Buyers are delaying moves over rate and price worries. For agents, that means resetting expectations, correcting myths and stressing long-term value.

NEW YORK — Housing markets across the country have cooled due to inflation worries and elevated interest rates, among other things, reshaping how home buyers are approaching the market. The uncertainty is leading to hesitation, delayed searches, or unrealistic expectations around affordability.

Although mortgage rates have eased from recent peaks, they remain well above pandemic-era lows, reducing purchasing power and prompting many buyers to wait for conditions that may not materialize. With house prices expected to increase through 2026, any potential savings from slightly lower interest rates may be minimal.

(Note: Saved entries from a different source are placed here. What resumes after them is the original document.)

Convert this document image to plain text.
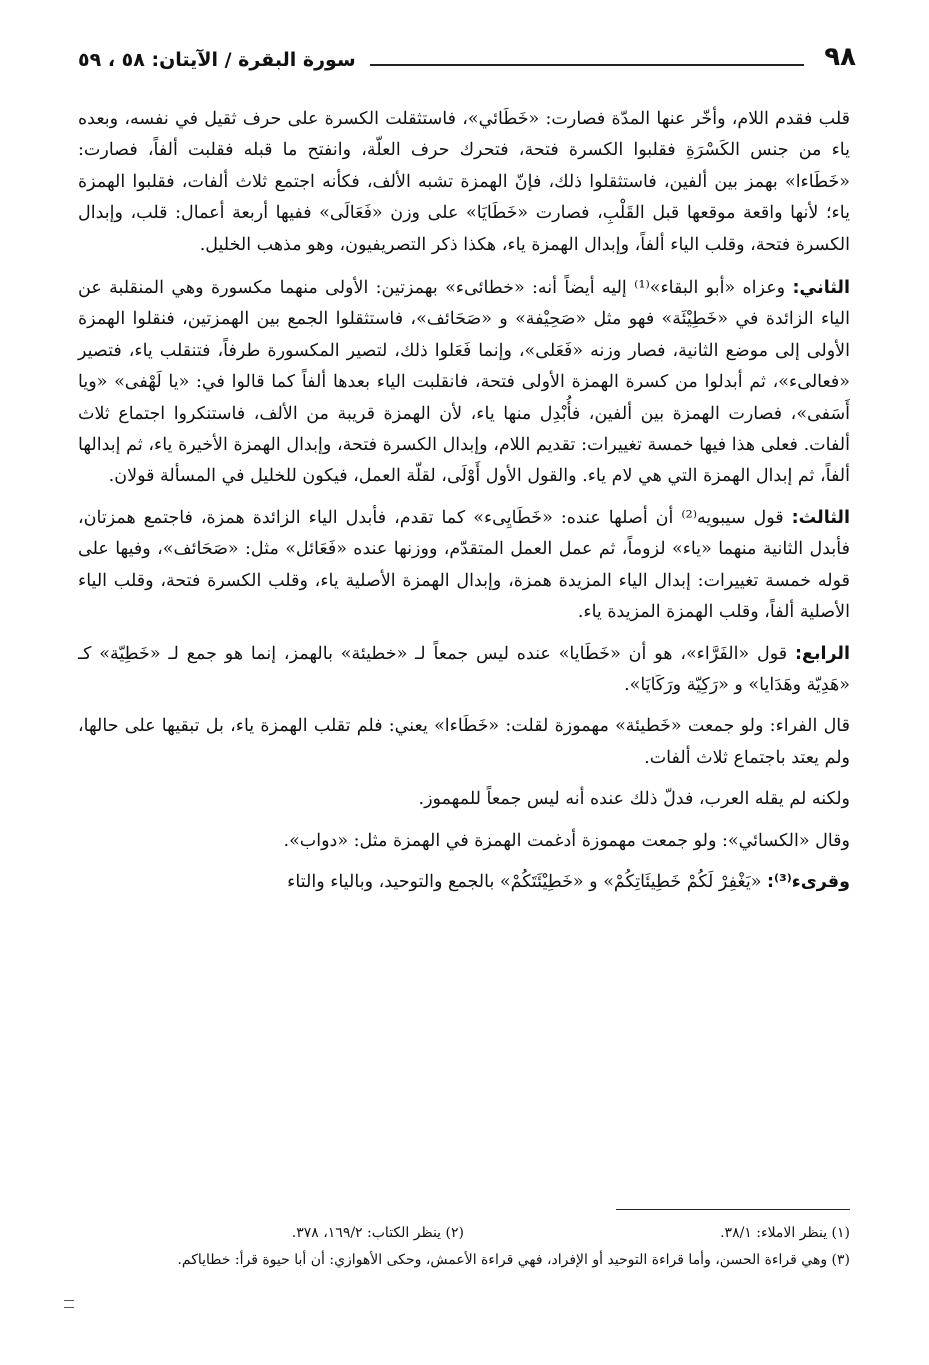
٩٨
سورة البقرة / الآيتان: ٥٨ ، ٥٩

قلب فقدم اللام، وأخّر عنها المدّة فصارت: «خَطَائي»، فاستثقلت الكسرة على حرف ثقيل في نفسه، وبعده ياء من جنس الكَسْرَةِ فقلبوا الكسرة فتحة، فتحرك حرف العلّة، وانفتح ما قبله فقلبت ألفاً، فصارت: «خَطَاءا» بهمز بين ألفين، فاستثقلوا ذلك، فإنّ الهمزة تشبه الألف، فكأنه اجتمع ثلاث ألفات، فقلبوا الهمزة ياء؛ لأنها واقعة موقعها قبل القَلْبِ، فصارت «خَطَايَا» على وزن «فَعَالَى» ففيها أربعة أعمال: قلب، وإبدال الكسرة فتحة، وقلب الياء ألفاً، وإبدال الهمزة ياء، هكذا ذكر التصريفيون، وهو مذهب الخليل.

الثاني: وعزاه «أبو البقاء»⁽¹⁾ إليه أيضاً أنه: «خطائىء» بهمزتين: الأولى منهما مكسورة وهي المنقلبة عن الياء الزائدة في «خَطِيْئَة» فهو مثل «صَحِيْفة» و «صَحَائف»، فاستثقلوا الجمع بين الهمزتين، فنقلوا الهمزة الأولى إلى موضع الثانية، فصار وزنه «فَعَلى»، وإنما فَعَلوا ذلك، لتصير المكسورة طرفاً، فتنقلب ياء، فتصير «فعالىء»، ثم أبدلوا من كسرة الهمزة الأولى فتحة، فانقلبت الياء بعدها ألفاً كما قالوا في: «يا لَهْفى» «ويا أَسَفى»، فصارت الهمزة بين ألفين، فأُبْدِل منها ياء، لأن الهمزة قريبة من الألف، فاستنكروا اجتماع ثلاث ألفات. فعلى هذا فيها خمسة تغييرات: تقديم اللام، وإبدال الكسرة فتحة، وإبدال الهمزة الأخيرة ياء، ثم إبدالها ألفاً، ثم إبدال الهمزة التي هي لام ياء. والقول الأول أَوْلَى، لقلّة العمل، فيكون للخليل في المسألة قولان.

الثالث: قول سيبويه⁽²⁾ أن أصلها عنده: «خَطَايِىء» كما تقدم، فأبدل الياء الزائدة همزة، فاجتمع همزتان، فأبدل الثانية منهما «ياء» لزوماً، ثم عمل العمل المتقدّم، ووزنها عنده «فَعَائل» مثل: «صَحَائف»، وفيها على قوله خمسة تغييرات: إبدال الياء المزيدة همزة، وإبدال الهمزة الأصلية ياء، وقلب الكسرة فتحة، وقلب الياء الأصلية ألفاً، وقلب الهمزة المزيدة ياء.

الرابع: قول «الفَرَّاء»، هو أن «خَطَايا» عنده ليس جمعاً لـ «خطيئة» بالهمز، إنما هو جمع لـ «خَطِيّة» كـ «هَدِيّة وهَدَايا» و «رَكِيّة ورَكَايَا».

قال الفراء: ولو جمعت «خَطيئة» مهموزة لقلت: «خَطَاءا» يعني: فلم تقلب الهمزة ياء، بل تبقيها على حالها، ولم يعتد باجتماع ثلاث ألفات.

ولكنه لم يقله العرب، فدلّ ذلك عنده أنه ليس جمعاً للمهموز.

وقال «الكسائي»: ولو جمعت مهموزة أدغمت الهمزة في الهمزة مثل: «دواب».

وقرىء⁽³⁾: «يَغْفِرْ لَكُمْ خَطِيئَاتِكُمْ» و «خَطِيْئَتَكُمْ» بالجمع والتوحيد، وبالياء والتاء

(١) ينظر الاملاء: ٣٨/١.
(٢) ينظر الكتاب: ١٦٩/٢، ٣٧٨.

(٣) وهي قراءة الحسن، وأما قراءة التوحيد أو الإفراد، فهي قراءة الأعمش، وحكى الأهوازي: أن أبا حيوة قرأ: خطاياكم.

Some ways real estate pros can offset buyer and seller anxiety is to provide some details, including setting realistic expectations and debunking the low-supply and upcoming housing crash myths.

In an uncertain environment, agents are positioned to help buyers move beyond short-term market anxiety by focusing on long-term affordability, realistic budgeting, and the broader economic forces that shape homeownership decisions.

“There’s a simple fact underlying all this advice: The best time to buy a house is yesterday, and the second-best time to buy a house is today. Although this might sound like a cliche, it reflects a solid economic reality,” Luke Babich, CEO of Clever Real Estate in St. Louis, said in Inman. “The market is unpredictable in the short term, but more predictable in the long term. It’s nearly impossible to predict what the market will do over the next month or the next six months, but it has consistently gone up over time.”